Last week I was watching a video of a mom who is currently going through a heartbreaking situation with her child. She talked about “the middle” and how it just plain sucks. It does. It got me thinking about how long I’ve felt like we’ve been in the middle, waiting to come out on the other side, wondering if I ever would. Our pastor did a sermon this past year about “the middle” and how God is working in the middle. In the hardest parts, when you feel like giving up, like nothing is ever going to be okay again, God is working! You may not feel it, you might even resist it but He’s there and He’s working. For me, it is almost impossible to see the miracles and good things happening until I’m past “the middle”.

For the first time in almost 3 years I don’t feel like I’m in the middle.
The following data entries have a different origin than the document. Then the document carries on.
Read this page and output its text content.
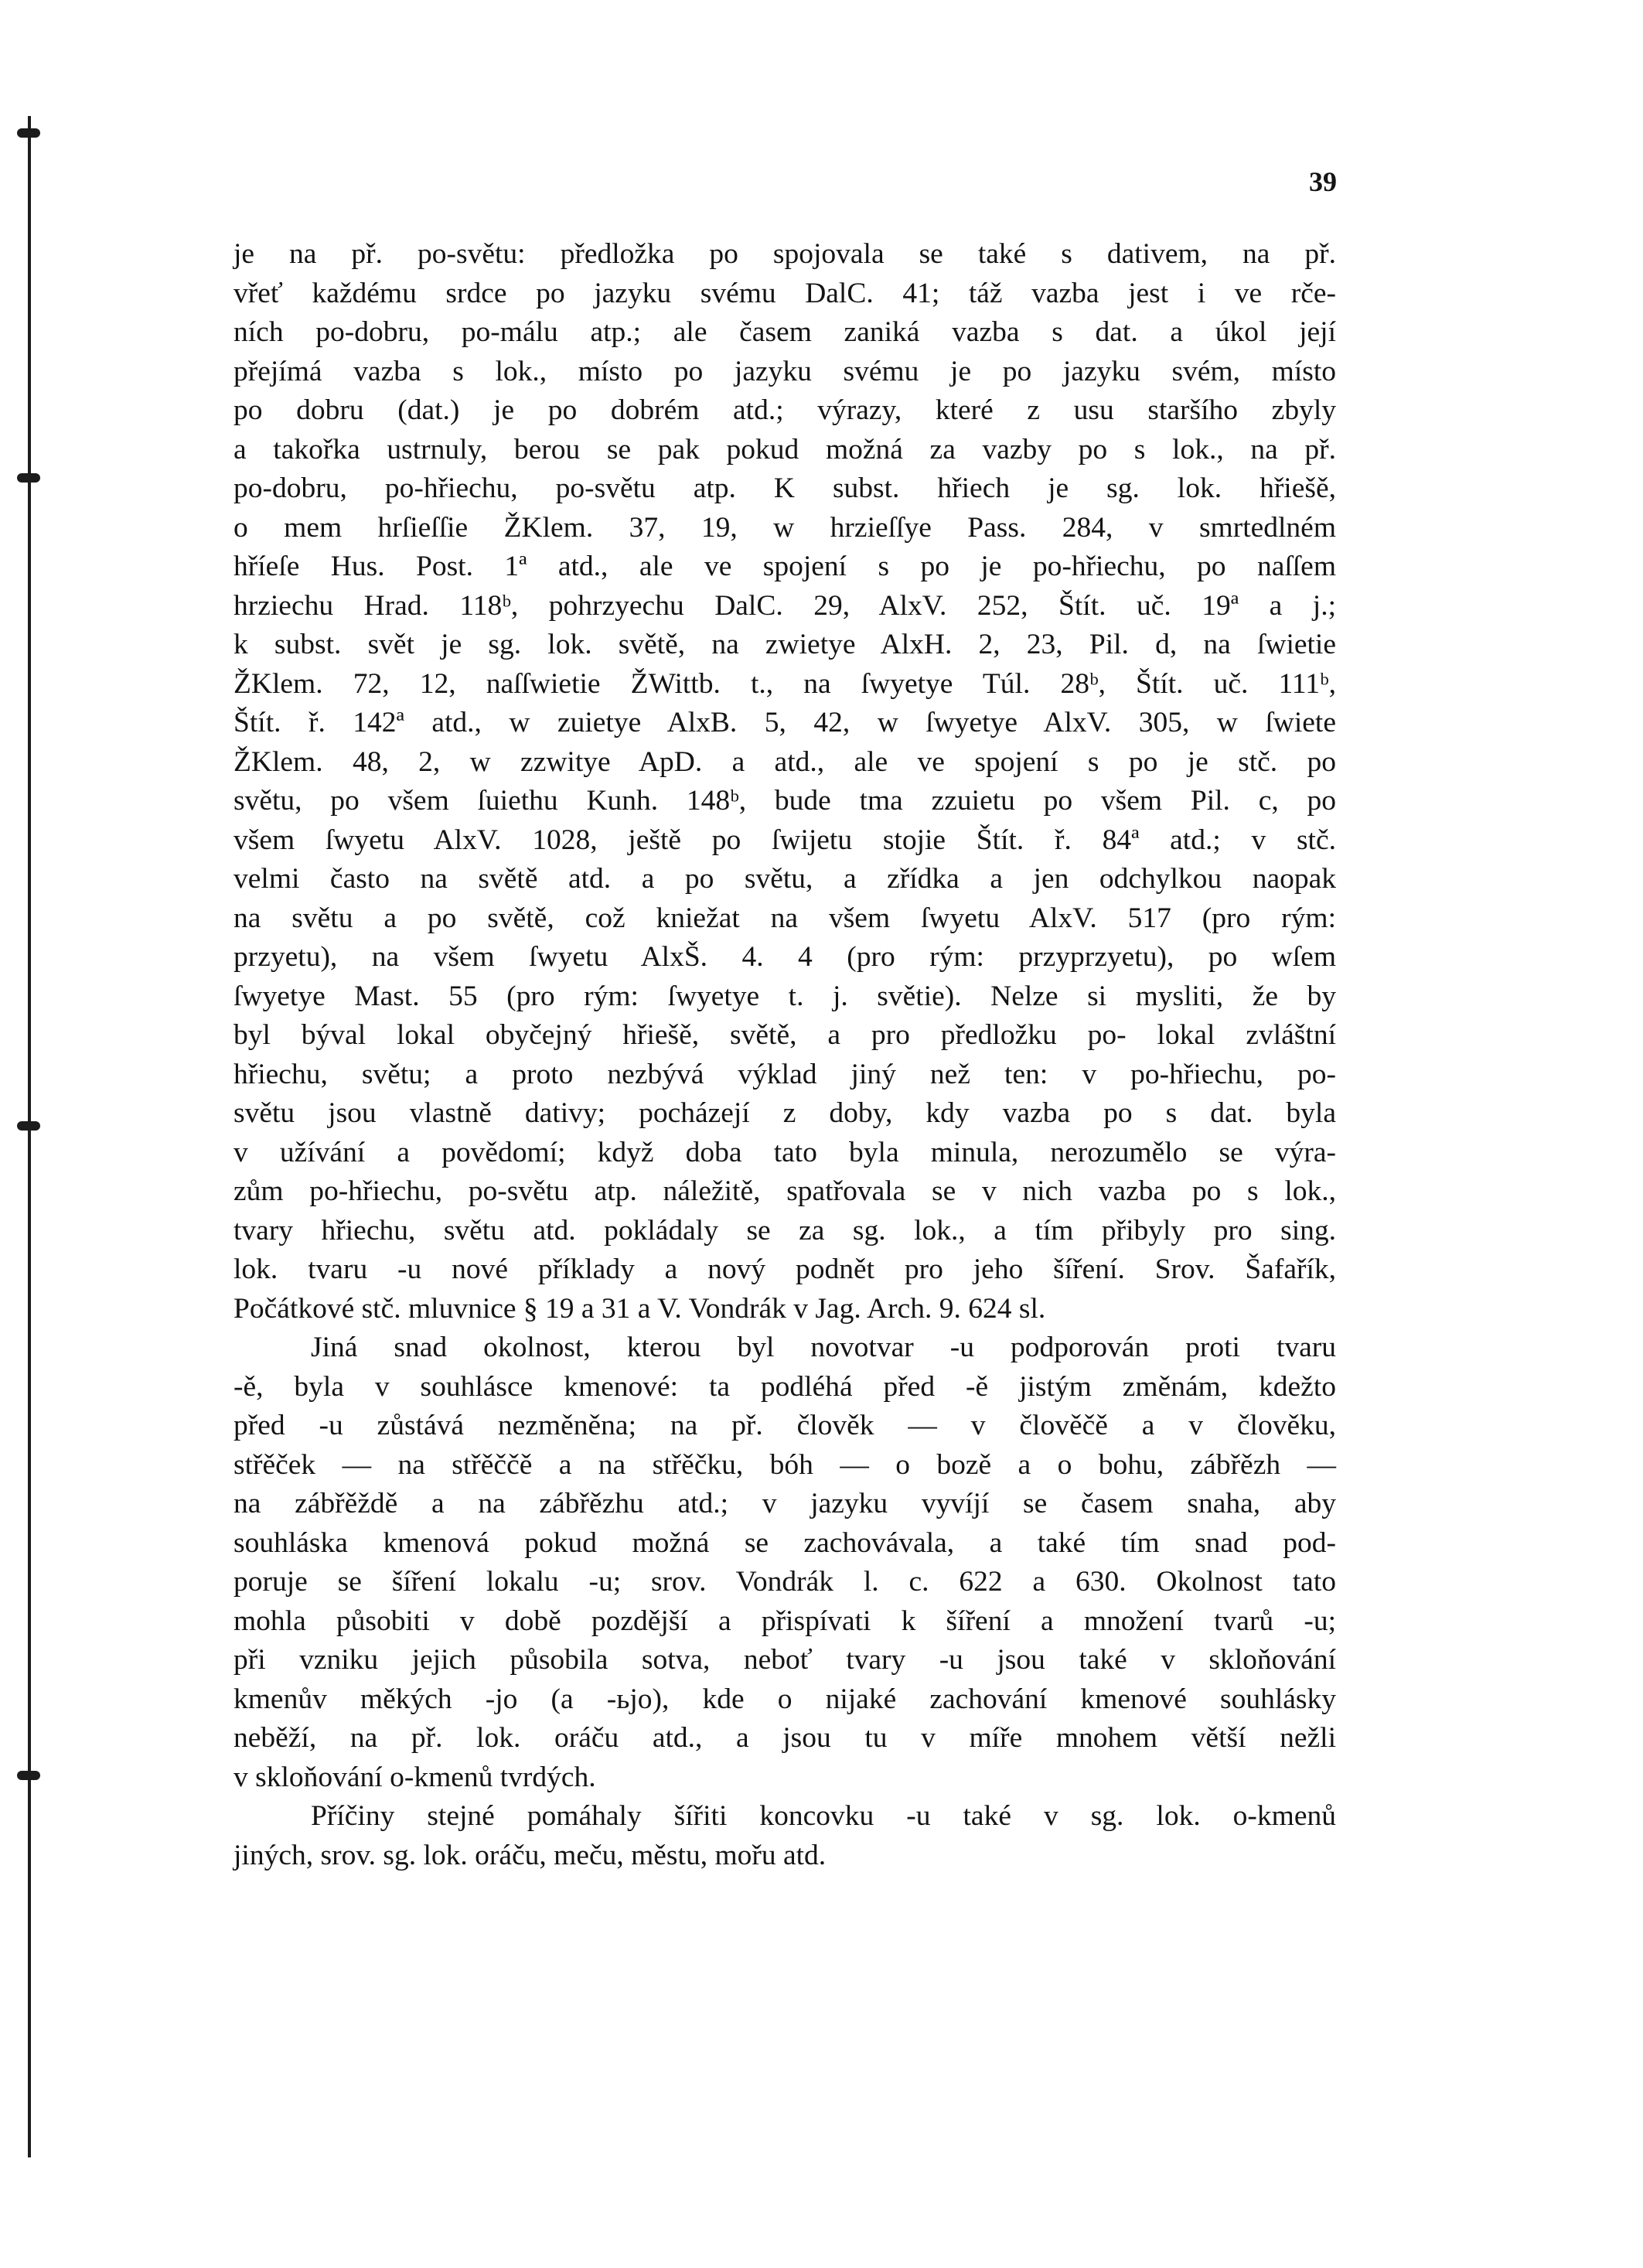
39
je na př. po-světu: předložka po spojovala se také s dativem, na př.
vřeť každému srdce po jazyku svému DalC. 41; táž vazba jest i ve rče-
ních po-dobru, po-málu atp.; ale časem zaniká vazba s dat. a úkol její
přejímá vazba s lok., místo po jazyku svému je po jazyku svém, místo
po dobru (dat.) je po dobrém atd.; výrazy, které z usu staršího zbyly
a takořka ustrnuly, berou se pak pokud možná za vazby po s lok., na př.
po-dobru, po-hřiechu, po-světu atp. K subst. hřiech je sg. lok. hřiešě,
o mem hrſieſſie ŽKlem. 37, 19, w hrzieſſye Pass. 284, v smrtedlném
hříeſe Hus. Post. 1ª atd., ale ve spojení s po je po-hřiechu, po naſſem
hrziechu Hrad. 118ᵇ, pohrzyechu DalC. 29, AlxV. 252, Štít. uč. 19ª a j.;
k subst. svět je sg. lok. světě, na zwietye AlxH. 2, 23, Pil. d, na ſwietie
ŽKlem. 72, 12, naſſwietie ŽWittb. t., na ſwyetye Túl. 28ᵇ, Štít. uč. 111ᵇ,
Štít. ř. 142ª atd., w zuietye AlxB. 5, 42, w ſwyetye AlxV. 305, w ſwiete
ŽKlem. 48, 2, w zzwitye ApD. a atd., ale ve spojení s po je stč. po
světu, po všem ſuiethu Kunh. 148ᵇ, bude tma zzuietu po všem Pil. c, po
všem ſwyetu AlxV. 1028, ještě po ſwijetu stojie Štít. ř. 84ª atd.; v stč.
velmi často na světě atd. a po světu, a zřídka a jen odchylkou naopak
na světu a po světě, což kniežat na všem ſwyetu AlxV. 517 (pro rým:
przyetu), na všem ſwyetu AlxŠ. 4. 4 (pro rým: przyprzyetu), po wſem
ſwyetye Mast. 55 (pro rým: ſwyetye t. j. světie). Nelze si mysliti, že by
byl býval lokal obyčejný hřiešě, světě, a pro předložku po- lokal zvláštní
hřiechu, světu; a proto nezbývá výklad jiný než ten: v po-hřiechu, po-
světu jsou vlastně dativy; pocházejí z doby, kdy vazba po s dat. byla
v užívání a povědomí; když doba tato byla minula, nerozumělo se výra-
zům po-hřiechu, po-světu atp. náležitě, spatřovala se v nich vazba po s lok.,
tvary hřiechu, světu atd. pokládaly se za sg. lok., a tím přibyly pro sing.
lok. tvaru -u nové příklady a nový podnět pro jeho šíření. Srov. Šafařík,
Počátkové stč. mluvnice § 19 a 31 a V. Vondrák v Jag. Arch. 9. 624 sl.
Jiná snad okolnost, kterou byl novotvar -u podporován proti tvaru
-ě, byla v souhlásce kmenové: ta podléhá před -ě jistým změnám, kdežto
před -u zůstává nezměněna; na př. člověk — v člověčě a v člověku,
střěček — na střěččě a na střěčku, bóh — o bozě a o bohu, zábřězh —
na zábřěždě a na zábřězhu atd.; v jazyku vyvíjí se časem snaha, aby
souhláska kmenová pokud možná se zachovávala, a také tím snad pod-
poruje se šíření lokalu -u; srov. Vondrák l. c. 622 a 630. Okolnost tato
mohla působiti v době pozdější a přispívati k šíření a množení tvarů -u;
při vzniku jejich působila sotva, neboť tvary -u jsou také v skloňování
kmenův měkých -jo (a -ьjo), kde o nijaké zachování kmenové souhlásky
neběží, na př. lok. oráču atd., a jsou tu v míře mnohem větší nežli
v skloňování o-kmenů tvrdých.
Příčiny stejné pomáhaly šířiti koncovku -u také v sg. lok. o-kmenů
jiných, srov. sg. lok. oráču, meču, městu, mořu atd.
I am hopeful. I am thankful. I feel like I can breathe. (Even though I’m kiiiiinda just waiting for the next thing to happen) I heard a song recently that says “So I'm thankful for the scars, 'Cause without them I wouldn't know Your heart And I know they'll always tell of who You are So forever I am thankful for the scars” I am thankful for the trials and the hard times we’ve been through. I hate that my son has had to endure what he has had to endure. I hate watching him struggle to learn simple things. I hate the guilt and feelings my husband has had to work so hard through and overcome (More on that in his upcoming book ;) ). I hate that I know so much “medical” stuff like it’s a normal thing. But it has made me a stronger mom, wife, and person in general. It has made our little family even closer. It has made us cherish the time we have together more than we did before this. Did I feel that way when everything was happening? Nope. Definitely not. Sometimes I still have days I don’t. But I can look back now and see all the different ways God has worked through Luke and his story to bring us where we are today. I continue to pray that Luke’s story will give hope to others.
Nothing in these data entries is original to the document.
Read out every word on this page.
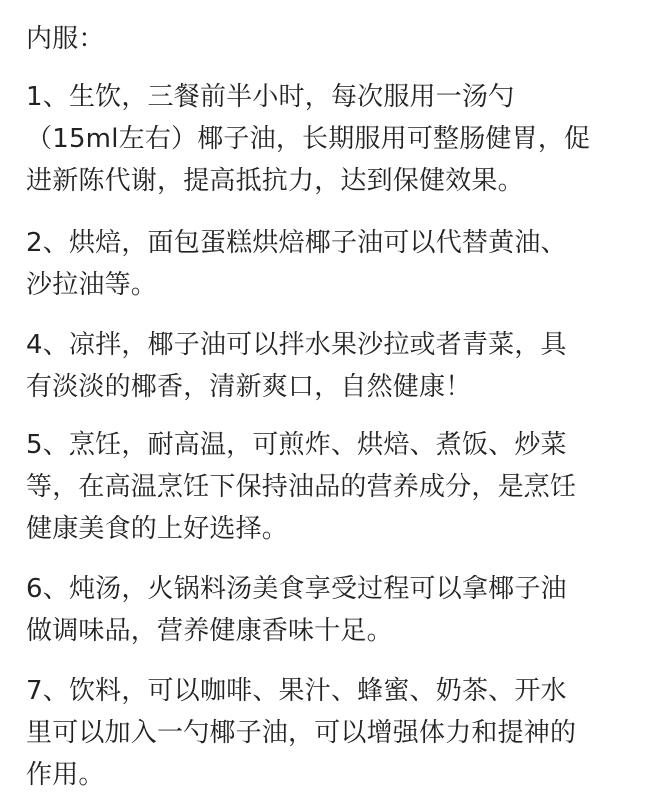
内服：

1、生饮，三餐前半小时，每次服用一汤勺
（15ml左右）椰子油，长期服用可整肠健胃，促
进新陈代谢，提高抵抗力，达到保健效果。

2、烘焙，面包蛋糕烘焙椰子油可以代替黄油、
沙拉油等。

4、凉拌，椰子油可以拌水果沙拉或者青菜，具
有淡淡的椰香，清新爽口，自然健康！

5、烹饪，耐高温，可煎炸、烘焙、煮饭、炒菜
等，在高温烹饪下保持油品的营养成分，是烹饪
健康美食的上好选择。

6、炖汤，火锅料汤美食享受过程可以拿椰子油
做调味品，营养健康香味十足。

7、饮料，可以咖啡、果汁、蜂蜜、奶茶、开水
里可以加入一勺椰子油，可以增强体力和提神的
作用。
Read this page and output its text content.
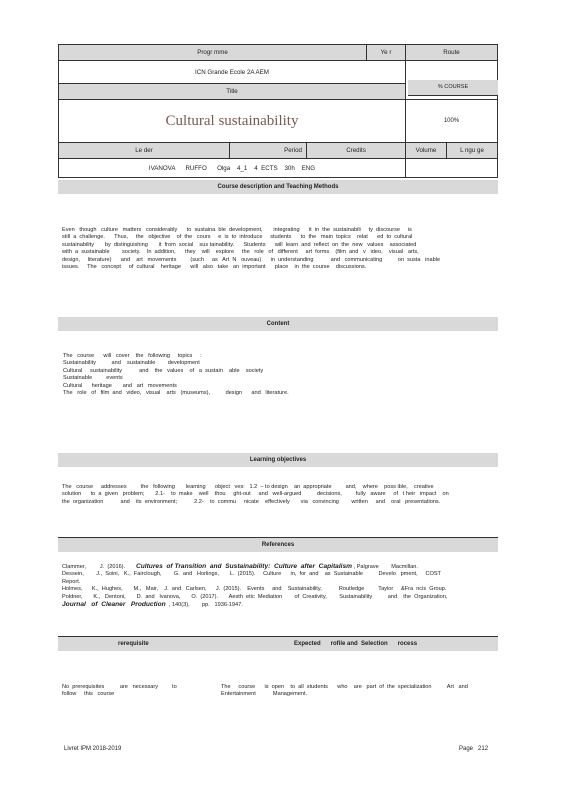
Progr mme			Ye r	Route	
ICN Grande Ecole 2A AEM					
Title					
Cultural sustainability				100%	
Le der	Period	Credits		Volume	L ngu ge
IVANOVA      RUFFO      Olga    4_1    4  ECTS    30h    ENG					
% COURSE
Course description and Teaching Methods
Even   though   culture   matters   considerably      to  sustaina  ble  development,       integrating      it  in  the  sustainabili     ty  discourse     is
still  a  challenge.      Thus,     the   objective    of  the   cours     e  is  to  introduce     students      to  the   main  topics    relat      ed  to  cultural
sustainability       by  distinguishing       it  from  social    sus tainability.      Students      will  learn  and  reflect  on  the  new   values    associated
with  a  sustainable        society.    In  addition,      they    will    explore     the   role   of   different     art  forms    (film  and   v   ideo,    visual   arts,
design,     literature)      and    art   movements         (such     as   Art  N   ouveau)      in  understanding           and   communicating          on  susta   inable
issues.     The   concept     of  cultural    heritage      will   also   take   an  important      place    in  the  course    discussions.
Content
The   course      will   cover    the   following     topics     :
Sustainability          and    sustainable        development
Cultural     sustainability           and    the   values    of   a  sustain    able    society
Sustainable         events
Cultural      heritage       and   art   movements
The   role   of   film  and   video,   visual    arts   (museums),          design      and   literature.
Learning objectives
The   course     addresses         the   following       learning      object   ves:   1.2  – to design    an  appropriate         and,    where    poss ible,    creative
solution      to  a  given   problem;       2.1-    to  make    well    thou     ght-out     and   well-argued          decisions,         fully   aware     of   t heir   impact    on
the  organization           and    its  environment;           2.2-    to  commu     nicate    effectively       via   convincing        written     and    oral   presentations.
References
Clammer,         J.  (2016).       Cultures  of Transition  and  Sustainability:  Culture  after  Capitalism , Palgrave        Macmillan.
Dessein,        J.,  Soini,   K.,  Fairclough,        G.  and   Horlings,       L.  (2015).     Culture      in,  for  and    as  Sustainable          Develo   pment,     COST
Report.
Holmes,      K.,  Hughes,       M.,   Mair,    J.  and   Carlsen,      J.  (2015).    Events     and    Sustainability,           Routledge         Taylor     &Fra  ncis  Group.
Poldner,       K.,   Dentoni,       D.  and   Ivanova,       O.  (2017).       Aesth  etic  Mediation        of  Creativity,        Sustainability          and    the  Organization,
Journal   of  Cleaner   Production  , 140(3),        pp.   1936-1947.
rerequisite	Expected      rofile and  Selection      rocess
No  prerequisites          are   necessary         to
follow     this   course
The     course      is  open    to  all  students      who    are   part  of  the  specialization          Art   and
Entertainment           Management.
Livret IPM 2018-2019	Page 212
I think I was just going to update you all that have prayed for Luke and followed his story on his EEG and seizures. But it turned into this and I’m not even sure if it makes any sense at all. Basically my point is we have all come a long way. Especially this guy. My steroid puffy cheeked baby to my super energetic, smart, curious, strong, almost toddler. It’s only been two years but it feels like so much longer. I am so proud of him and I know I will continue having positive and exciting Luke updates for you all as we continue on this journey.